Tali spunti teorici, interessanti, ma lontani da risposte definitive, vanno poi immersi nelle peculiarità italiane. Dal 2001 sono, infatti, aumentate le spese delle Regioni e la pressione fiscale ha raggiunto livelli mai visti prima. Chiaramente anche chi è in via di principio favorevole al federalismo fiscale (come chi scrive), finisce per vacillare nel leggere i numeri di un parziale fallimento, dove, invece, di maggiore accountability si assiste meramente ad una moltiplicazione di costi e di burocrazie che producono conflitti tra i livelli e risultati spesso scadenti.

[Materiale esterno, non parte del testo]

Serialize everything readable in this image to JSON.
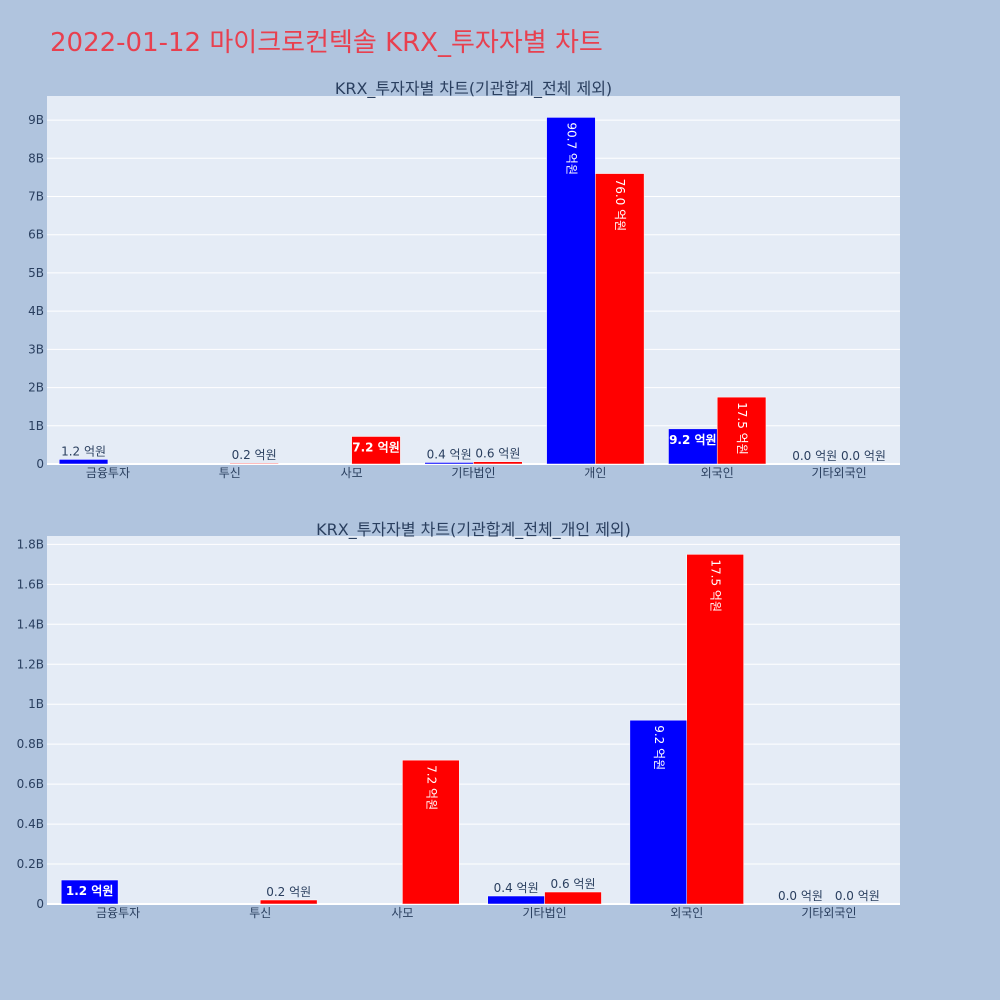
{
  "title": "2022-01-12 마이크로컨텍솔 KRX_투자자별 차트",
  "colors": {
    "series_a": "#0000ff",
    "series_b": "#ff0000",
    "background": "#b0c4de",
    "plot_bg": "#e5ecf6",
    "title": "#e8404f"
  },
  "chart_data": [
    {
      "type": "bar",
      "title": "KRX_투자자별 차트(기관합계_전체 제외)",
      "categories": [
        "금융투자",
        "투신",
        "사모",
        "기타법인",
        "개인",
        "외국인",
        "기타외국인"
      ],
      "series": [
        {
          "color": "#0000ff",
          "values": [
            120000000,
            0,
            0,
            40000000,
            9070000000,
            920000000,
            0
          ],
          "labels": [
            "1.2 억원",
            "",
            "",
            "0.4 억원",
            "90.7 억원",
            "9.2 억원",
            "0.0 억원"
          ]
        },
        {
          "color": "#ff0000",
          "values": [
            0,
            20000000,
            720000000,
            60000000,
            7600000000,
            1750000000,
            0
          ],
          "labels": [
            "",
            "0.2 억원",
            "7.2 억원",
            "0.6 억원",
            "76.0 억원",
            "17.5 억원",
            "0.0 억원"
          ]
        }
      ],
      "yticks": [
        0,
        1000000000,
        2000000000,
        3000000000,
        4000000000,
        5000000000,
        6000000000,
        7000000000,
        8000000000,
        9000000000
      ],
      "ytick_labels": [
        "0",
        "1B",
        "2B",
        "3B",
        "4B",
        "5B",
        "6B",
        "7B",
        "8B",
        "9B"
      ],
      "ylim": [
        0,
        9630000000
      ],
      "grid": true
    },
    {
      "type": "bar",
      "title": "KRX_투자자별 차트(기관합계_전체_개인 제외)",
      "categories": [
        "금융투자",
        "투신",
        "사모",
        "기타법인",
        "외국인",
        "기타외국인"
      ],
      "series": [
        {
          "color": "#0000ff",
          "values": [
            120000000,
            0,
            0,
            40000000,
            920000000,
            0
          ],
          "labels": [
            "1.2 억원",
            "",
            "",
            "0.4 억원",
            "9.2 억원",
            "0.0 억원"
          ]
        },
        {
          "color": "#ff0000",
          "values": [
            0,
            20000000,
            720000000,
            60000000,
            1750000000,
            0
          ],
          "labels": [
            "",
            "0.2 억원",
            "7.2 억원",
            "0.6 억원",
            "17.5 억원",
            "0.0 억원"
          ]
        }
      ],
      "yticks": [
        0,
        200000000,
        400000000,
        600000000,
        800000000,
        1000000000,
        1200000000,
        1400000000,
        1600000000,
        1800000000
      ],
      "ytick_labels": [
        "0",
        "0.2B",
        "0.4B",
        "0.6B",
        "0.8B",
        "1B",
        "1.2B",
        "1.4B",
        "1.6B",
        "1.8B"
      ],
      "ylim": [
        0,
        1842000000
      ],
      "grid": true
    }
  ]
}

Conclusioni con uno sguardo alla Calabria
Il voto del 4 dicembre riveste un’importanza rilevante per il futuro dell’Italia e, di conseguenza, della Calabria. Non è facile prevedere gli effetti in caso di approvazione popolare della riforma. Si può preventivare una riduzione del potere legislativo delle Regioni ed una riduzione quantitativa della rappresentanza in Parlamento. Difficile capire se la riduzione del potere legislativo possa essere un bene o un male per la Calabria. Dal 2001 le giunte regionali succedutesi nel tempo non hanno generato performance adeguate a un rilancio competitivo del territorio, ma non è di certo agevole individuare un chiaro nesso di causalità tra l’assetto istituzionale generato dalla riforma di inizio millennio e i risultati raggiunti. Sul tema della conflittualità Stato-Regioni, invece, la riforma tenta di mettere ordine nelle competenze, ma il giudizio finale resta sospeso a causa di alcune categorie ibride che potrebbero richiedere l’intervento della Corte Costituzionale. L’unica deduzione, a livello regionale, che sembra essere possibile prima del voto è il passo indietro rispetto ad un assetto federalista dello Stato, argomento che però spesso incontra una vasta pluralità di contrastanti opinioni.
Nonostante la revisione del Titolo V rappresenti solo un tassello di una riforma molto più ampia e complessa, essa genererebbe alcuni effetti anche su base regionale. Misurare ex ante la portata di tali effetti è attualmente difficile, a causa della mancanza di un riferimento normativo che disciplini l’elezione dei nuovi senatori e di alcune incertezze interpretative legate al riparto delle competenze legislative.